TUTTO PARTE DAL LATTE

La produzione di mozzarella di bufala si basa su un presupposto imprescindibile: il latte deve essere sì di bufala, ma soprattutto deve essere di ottima qualità.
Nonno Peppe si rifornisce di latte di bufala laziale di alta qualità che lavora fresco in giornata solo nelle quantità disponibili per la perfetta realizzazione delle mozzarelle e degli altri prodotti derivati del latte.
La lavorazione è lunga anche se il tempo dipende principalmente dai tempi di reazione della coagulazione.
Ma vediamo nel dettaglio le fasi della produzione per capire meglio la meraviglia di un prodotto così pregiato e buono realizzato solo con 4 ingredienti: latte di bufala, caglio, acqua, sale.

Filtraggio del latte di bufala

PRIMA FASE

Una volta giunto in caseificio, il latte di bufala per prima cosa viene filtrato per togliere la impurità più macroscopiche, in alcuni casi pastorizzato.

La coagulazione del latte

SECONDA FASE

A questo punto viene messo in grandi contenitori e viene aggiunto il così detto “siero innesto” derivante dalle lavorazioni del giorno prima, che servirà ad acidificare il latte.
La temperatura arriva ad un livello tra i 33 ed i 39 gradi e si aggiunge il caglio. E si lascia agire per ore in modo che si depositi sul fondo la cagliata, è una delle fasi più delicate della produzione della mozzarella di bufala.

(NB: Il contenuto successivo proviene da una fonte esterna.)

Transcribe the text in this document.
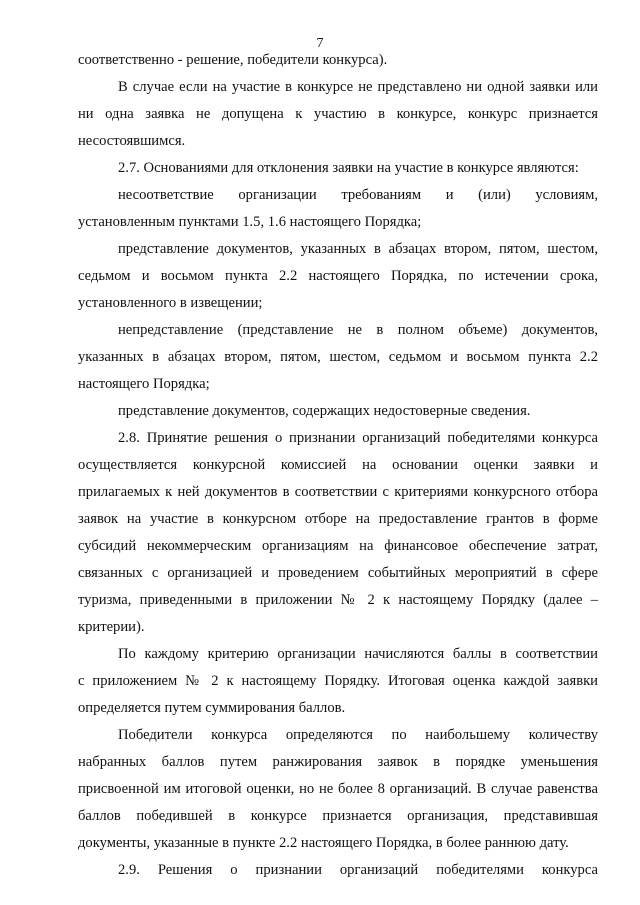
7
соответственно - решение, победители конкурса).
В случае если на участие в конкурсе не представлено ни одной заявки или
ни одна заявка не допущена к участию в конкурсе, конкурс признается
несостоявшимся.
2.7. Основаниями для отклонения заявки на участие в конкурсе являются:
несоответствие организации требованиям и (или) условиям,
установленным пунктами 1.5, 1.6 настоящего Порядка;
представление документов, указанных в абзацах втором, пятом, шестом,
седьмом и восьмом пункта 2.2 настоящего Порядка, по истечении срока,
установленного в извещении;
непредставление (представление не в полном объеме) документов,
указанных в абзацах втором, пятом, шестом, седьмом и восьмом пункта 2.2
настоящего Порядка;
представление документов, содержащих недостоверные сведения.
2.8. Принятие решения о признании организаций победителями конкурса
осуществляется конкурсной комиссией на основании оценки заявки и
прилагаемых к ней документов в соответствии с критериями конкурсного отбора
заявок на участие в конкурсном отборе на предоставление грантов в форме
субсидий некоммерческим организациям на финансовое обеспечение затрат,
связанных с организацией и проведением событийных мероприятий в сфере
туризма, приведенными в приложении № 2 к настоящему Порядку (далее –
критерии).
По каждому критерию организации начисляются баллы в соответствии
с приложением № 2 к настоящему Порядку. Итоговая оценка каждой заявки
определяется путем суммирования баллов.
Победители конкурса определяются по наибольшему количеству
набранных баллов путем ранжирования заявок в порядке уменьшения
присвоенной им итоговой оценки, но не более 8 организаций. В случае равенства
баллов победившей в конкурсе признается организация, представившая
документы, указанные в пункте 2.2 настоящего Порядка, в более раннюю дату.
2.9. Решения о признании организаций победителями конкурса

La lavorazione della cagliata

TERZA FASE

L’estrazione della cagliata si fa a mano. La massa lucida e viscida viene fatta sgocciolare e poi ridotta in piccoli pezzi tramite lo spino o con un ruotolo e sminuzzato in piccole parti (lavorazione che può essere fatta anche a macchina) per permettere meglio lo spurgo. La maturazione avviene sotto siero ed impiega circa 5 – 6 ore nelle quali la cagliata modifiche le proprietà reologiche aumentando l’idoneità alla filatura.

Passione ed energia

La filatura

QUARTA FASE

Una volta raccolta la cagliata, viene aggiunta acqua bollente, a circa 95°, che la renderanno pastosa ed elastica. La pasta di colore bianco ed elastica viene lavorata con movimenti rotatori che permetteranno anche l’eliminazione dell’acqua in eccesso. Faticosa anche perché il vapore sprigionato rende la temperatura dell’ambienta molto calda, è però la fase più d’effetto più d’effetto della produzione della mozzarella di bufala: è quella che dona alla mozzarella la sua elasticità. L’esperienza del mastro casaro anche in questo caso può fare molta differenza.

La mozzatura

QUINTA FASE

La pasta ottenuta in filatura viene poi “mozzata” a mano, o a macchina, in base alle pezzature desiderate: è questa la fase nella quale si danno le tipiche forme delle trecce, delle “pagnotta” o le pezzature più piccole come le ciliegine o le ovoline di bufala. E’ anche questa la fase nella quale si possono realizzare dei prodotti particolari come le ciliegine farcite o pezzature particolari richieste dal cliente.

Rassodamento e salatura

SESTA FASE

L’ultimo passaggio per la produzione della mozzarella di Bufala è il passaggio in acqua fredda per il rassodamento. Prima in acqua dolce e poi in una soluzione salina acida che contiene acido lattico o acido citrico. E’ quest’ultima che permette il formarsi della tipica “scorza dura” della mozzarella di Bufala.

La mozzarella di bufala

Le qualità organolettiche

Le qualità organolettiche tipiche riguardano l’aspetto che deve essere compatto e dal colore bianco perlaceo, superficie lucida e compatta. Al taglio deve fare un po’ resistenza e rilasciare un po’ di siero. Al gusto deve risultare delicata e non salata.